Cautions about likely hardships ahead unfortunately weren’t sounded clearly at the press conference that Netanyahu held last week with Finance Minister Yuval Steinitz and visiting Organization of Economic Cooperation and Development Secretary-General Angel Gurria. That’s regrettable because the public needs to be prepared. It should know what’s in the offing.
That said, the pat we got on the back from Gurria was well deserved. He was right to praise the government for the conscientious way it ran the economy, thereby achieving quite remarkable growth, keeping the lid on unemployment and inflation, while maintaining an admirable debt-to-GDP ratio.
When other OECD members – richer and bigger than Israel and unencumbered by our overriding existential concerns – are in deep trouble on all the aforementioned fronts, we certainly have lots to be proud of. This is something to bear in mind given the propensity of Israelis to grumble.
The collective carping that abetted last summer’s social protests indeed now costs us and deepens the fiscal deficit. There are no free lunches. The implementation of various aspects of the Trajtenberg Report recommendations needs to be paid for. The middle class will have to foot the bill for the benefits it agitated for. That makes an already increasingly gloomy forecast all the more ominous.
When this is coupled with the euro zone’s woes, it becomes all too obvious that there will be much less in the national kitty to fund assorted superfluous Trajtenberg projects. The European crisis and the hardly less menacing American difficulties threaten the entire global economy with a slowdown and a credit crunch of severity at least equal to that which paralyzed markets in 2008.
Consequent drops in demand overseas and in exports would in turn reduce government income.
That will force an across-the-board slicing of ministerial budgets and attendant cutbacks in services to the public. These would be accompanied by higher indirect taxation that, contrary to Netanyahu’s talk about more money in our pockets, will mean less available cash for most everybody.
It’d be prudent to clue the public in and put it on alert. To foster rising expectations that negate the bleak assessments afflicting our foremost trading partners can only lead to a letdown, with its own detrimental socio-political ramifications.
To be fair, Steinitz came close to sounding the alarm when he noted that the government faced a choice between responding to popular demands, and breaking the budget framework.
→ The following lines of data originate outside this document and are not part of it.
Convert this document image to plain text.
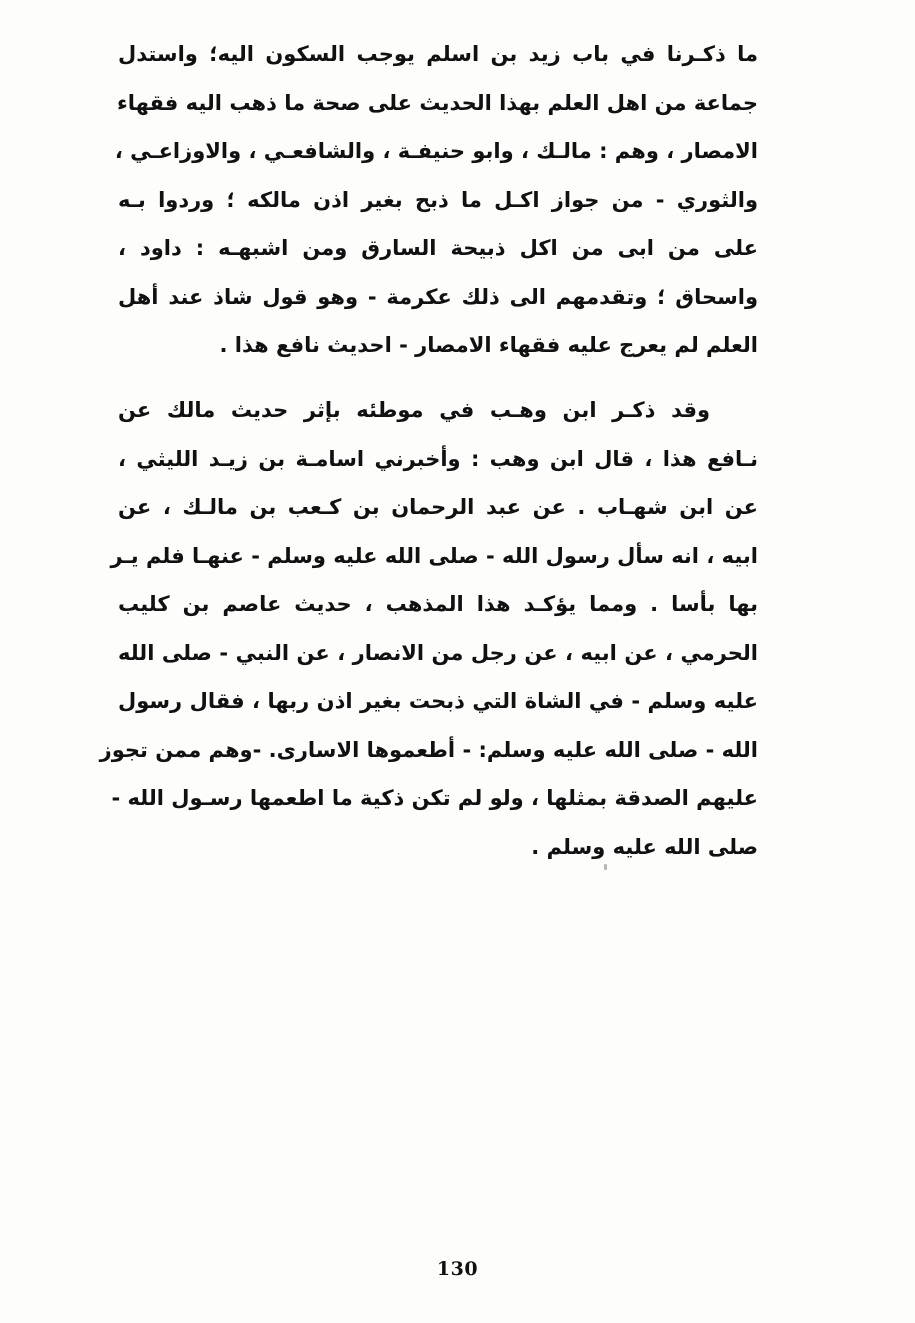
ما ذكـرنا في باب زيد بن اسلم يوجب السكون اليه؛ واستدل
جماعة من اهل العلم بهذا الحديث على صحة ما ذهب اليه فقهاء
الامصار ، وهم : مالـك ، وابو حنيفـة ، والشافعـي ، والاوزاعـي ،
والثوري - من جواز اكـل ما ذبح بغير اذن مالكه ؛ وردوا بـه
على من ابى من اكل ذبيحة السارق ومن اشبهـه : داود ،
واسحاق ؛ وتقدمهم الى ذلك عكرمة - وهو قول شاذ عند أهل
العلم لم يعرج عليه فقهاء الامصار - احديث نافع هذا .
وقد ذكـر ابن وهـب في موطئه بإثر حديث مالك عن
نـافع هذا ، قال ابن وهب : وأخبرني اسامـة بن زيـد الليثي ،
عن ابن شهـاب . عن عبد الرحمان بن كـعب بن مالـك ، عن
ابيه ، انه سأل رسول الله - صلى الله عليه وسلم - عنهـا فلم يـر
بها بأسا . ومما يؤكـد هذا المذهب ، حديث عاصم بن كليب
الحرمي ، عن ابيه ، عن رجل من الانصار ، عن النبي - صلى الله
عليه وسلم - في الشاة التي ذبحت بغير اذن ربها ، فقال رسول
الله - صلى الله عليه وسلم: - أطعموها الاسارى. -وهم ممن تجوز
عليهم الصدقة بمثلها ، ولو لم تكن ذكية ما اطعمها رسـول الله -
صلى الله عليه وسلم .
130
Responding to every need, he stressed, would expose Israel to hazards akin to those of Greece, Spain, Portugal or Ireland.
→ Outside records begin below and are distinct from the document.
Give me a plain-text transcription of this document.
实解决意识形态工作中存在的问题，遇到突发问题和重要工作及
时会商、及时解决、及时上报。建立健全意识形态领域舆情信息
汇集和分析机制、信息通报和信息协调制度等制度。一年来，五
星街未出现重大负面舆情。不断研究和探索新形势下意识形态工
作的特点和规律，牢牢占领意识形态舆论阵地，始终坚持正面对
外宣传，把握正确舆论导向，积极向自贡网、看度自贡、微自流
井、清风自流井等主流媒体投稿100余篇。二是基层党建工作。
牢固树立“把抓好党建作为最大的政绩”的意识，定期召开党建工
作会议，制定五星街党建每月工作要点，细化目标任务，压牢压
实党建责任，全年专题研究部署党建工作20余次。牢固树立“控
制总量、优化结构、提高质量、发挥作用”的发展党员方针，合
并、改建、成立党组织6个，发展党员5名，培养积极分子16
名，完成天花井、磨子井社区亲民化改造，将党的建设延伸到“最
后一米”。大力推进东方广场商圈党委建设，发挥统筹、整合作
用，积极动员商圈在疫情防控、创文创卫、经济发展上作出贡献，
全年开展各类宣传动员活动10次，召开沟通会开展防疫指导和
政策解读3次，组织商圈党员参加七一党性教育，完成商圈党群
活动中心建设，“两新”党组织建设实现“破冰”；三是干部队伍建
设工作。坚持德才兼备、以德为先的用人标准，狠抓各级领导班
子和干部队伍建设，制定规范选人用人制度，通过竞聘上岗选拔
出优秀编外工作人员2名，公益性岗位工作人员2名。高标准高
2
That’s all true. But more specific warnings of precisely what’s looming out there are mandatory right now. People have to be told what we’re up against, with no obfuscation or gloss. Economic conditions are fast transmuting before our eyes, but most Israelis fail to grasp their significance and continue to judge reality by yesterday’s terms. This needs to stop.
The pieces of the puzzle need to be assembled into a comprehensible picture. Along with falling tax revenues, we see a freeze in real estate prices, a stronger dollar and weaker shekel and a foreboding lull in export orders.
The responsible thing to do is tell it like it is and not play along with spendthrift populism, as Netanyahu somewhat did when asserting that “there is no conflict between managing a free economy and social justice.” Instead, he should have emphasized that we can’t have our cake and eat it too.